Question: Does the fact that natural gas may be abundant change the environmental position?
Posted in Answers to your questions, Policy on 09/28/2009 07:49 pm by AdministratorWhat about boring old natural gas? I can’t find any mention of it anywhere on your site and I wonder how much you or your readers know about the recent revolution in unconventional “shale” gas, which has meant some geologists think that there is nine times more natural gas available on a planetary scale than thought as little as two or three years ago.
Since ideas such as clean coal and nuclear are predicated on natural gas being finite, as opposed to abundant, I’d just like to hear what your opinons are from an environmental viewpoint.

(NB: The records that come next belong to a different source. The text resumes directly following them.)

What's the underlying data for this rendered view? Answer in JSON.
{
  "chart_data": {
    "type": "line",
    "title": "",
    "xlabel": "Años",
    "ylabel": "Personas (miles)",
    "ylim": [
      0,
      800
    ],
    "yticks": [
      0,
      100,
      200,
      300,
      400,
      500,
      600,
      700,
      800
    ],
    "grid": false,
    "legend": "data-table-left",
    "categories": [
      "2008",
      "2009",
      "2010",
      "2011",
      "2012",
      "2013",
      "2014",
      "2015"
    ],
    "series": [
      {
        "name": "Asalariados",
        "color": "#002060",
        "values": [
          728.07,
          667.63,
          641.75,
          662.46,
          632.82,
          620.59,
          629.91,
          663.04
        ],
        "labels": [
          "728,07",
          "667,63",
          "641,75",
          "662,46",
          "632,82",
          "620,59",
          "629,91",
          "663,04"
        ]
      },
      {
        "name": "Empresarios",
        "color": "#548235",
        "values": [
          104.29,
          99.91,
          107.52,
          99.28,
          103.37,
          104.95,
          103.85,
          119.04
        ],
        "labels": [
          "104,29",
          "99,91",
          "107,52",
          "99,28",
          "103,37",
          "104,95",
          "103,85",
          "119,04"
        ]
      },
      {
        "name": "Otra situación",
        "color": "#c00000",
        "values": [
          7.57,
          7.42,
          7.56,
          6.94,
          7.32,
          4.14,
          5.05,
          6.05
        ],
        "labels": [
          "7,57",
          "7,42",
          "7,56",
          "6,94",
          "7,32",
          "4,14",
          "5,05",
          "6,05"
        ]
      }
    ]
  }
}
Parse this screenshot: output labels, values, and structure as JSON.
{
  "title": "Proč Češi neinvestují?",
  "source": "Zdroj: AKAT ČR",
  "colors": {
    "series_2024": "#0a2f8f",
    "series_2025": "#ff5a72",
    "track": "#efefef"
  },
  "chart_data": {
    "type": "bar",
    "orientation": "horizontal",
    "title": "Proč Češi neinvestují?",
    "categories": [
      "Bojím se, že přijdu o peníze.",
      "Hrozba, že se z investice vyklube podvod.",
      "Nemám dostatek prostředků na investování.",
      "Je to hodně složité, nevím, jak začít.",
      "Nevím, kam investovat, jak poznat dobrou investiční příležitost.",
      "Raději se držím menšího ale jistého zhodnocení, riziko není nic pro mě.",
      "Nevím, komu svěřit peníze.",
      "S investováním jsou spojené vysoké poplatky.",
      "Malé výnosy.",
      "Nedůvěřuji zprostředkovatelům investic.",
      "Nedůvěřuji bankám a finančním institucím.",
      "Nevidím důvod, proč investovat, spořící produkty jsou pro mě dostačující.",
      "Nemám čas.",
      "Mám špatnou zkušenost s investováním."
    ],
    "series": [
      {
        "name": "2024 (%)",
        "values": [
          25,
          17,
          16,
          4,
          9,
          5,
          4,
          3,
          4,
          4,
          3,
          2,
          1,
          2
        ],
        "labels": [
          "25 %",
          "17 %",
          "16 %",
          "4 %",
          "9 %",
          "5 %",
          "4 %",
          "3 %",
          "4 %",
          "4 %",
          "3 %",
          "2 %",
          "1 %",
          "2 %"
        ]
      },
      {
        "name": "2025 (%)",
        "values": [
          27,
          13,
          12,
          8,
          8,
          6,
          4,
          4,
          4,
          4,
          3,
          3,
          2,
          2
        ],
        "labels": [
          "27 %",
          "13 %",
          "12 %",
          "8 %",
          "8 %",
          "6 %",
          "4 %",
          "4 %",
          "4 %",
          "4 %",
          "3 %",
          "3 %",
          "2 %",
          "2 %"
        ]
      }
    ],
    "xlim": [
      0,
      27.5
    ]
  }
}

Nick Grealy, 20 September 2009
There is reference to natural gas in the comment of 14 September 2009 (see Is the ‘peak oil’ debate relevant?), which asks whether we should worry about oil and gas running out and points out that more is regularly discovered. The ‘peak oil’ and ‘peak gas’ debates are irrelevant because we cannot afford to burn what we know about already. Shale gas means that there’s more gas available, but doesn’t alter the climate issues. The support by some governments and businesses for CCS and nuclear is partly based on worry about gas running out, but also on where the gas is located, and partly on climate concern. Climate Answers’ support for these bridge technologies until we can be 100% reliant on renewables is based entirely on climate concerns.
Gas is less damaging to the climate than coal without CCS. But gas without CCS will be more damaging than coal with CCS. The article on CCS (see Carbon capture and storage) says that it should be demonstrated on gas power stations as well as coal ones – as Total is doing in France.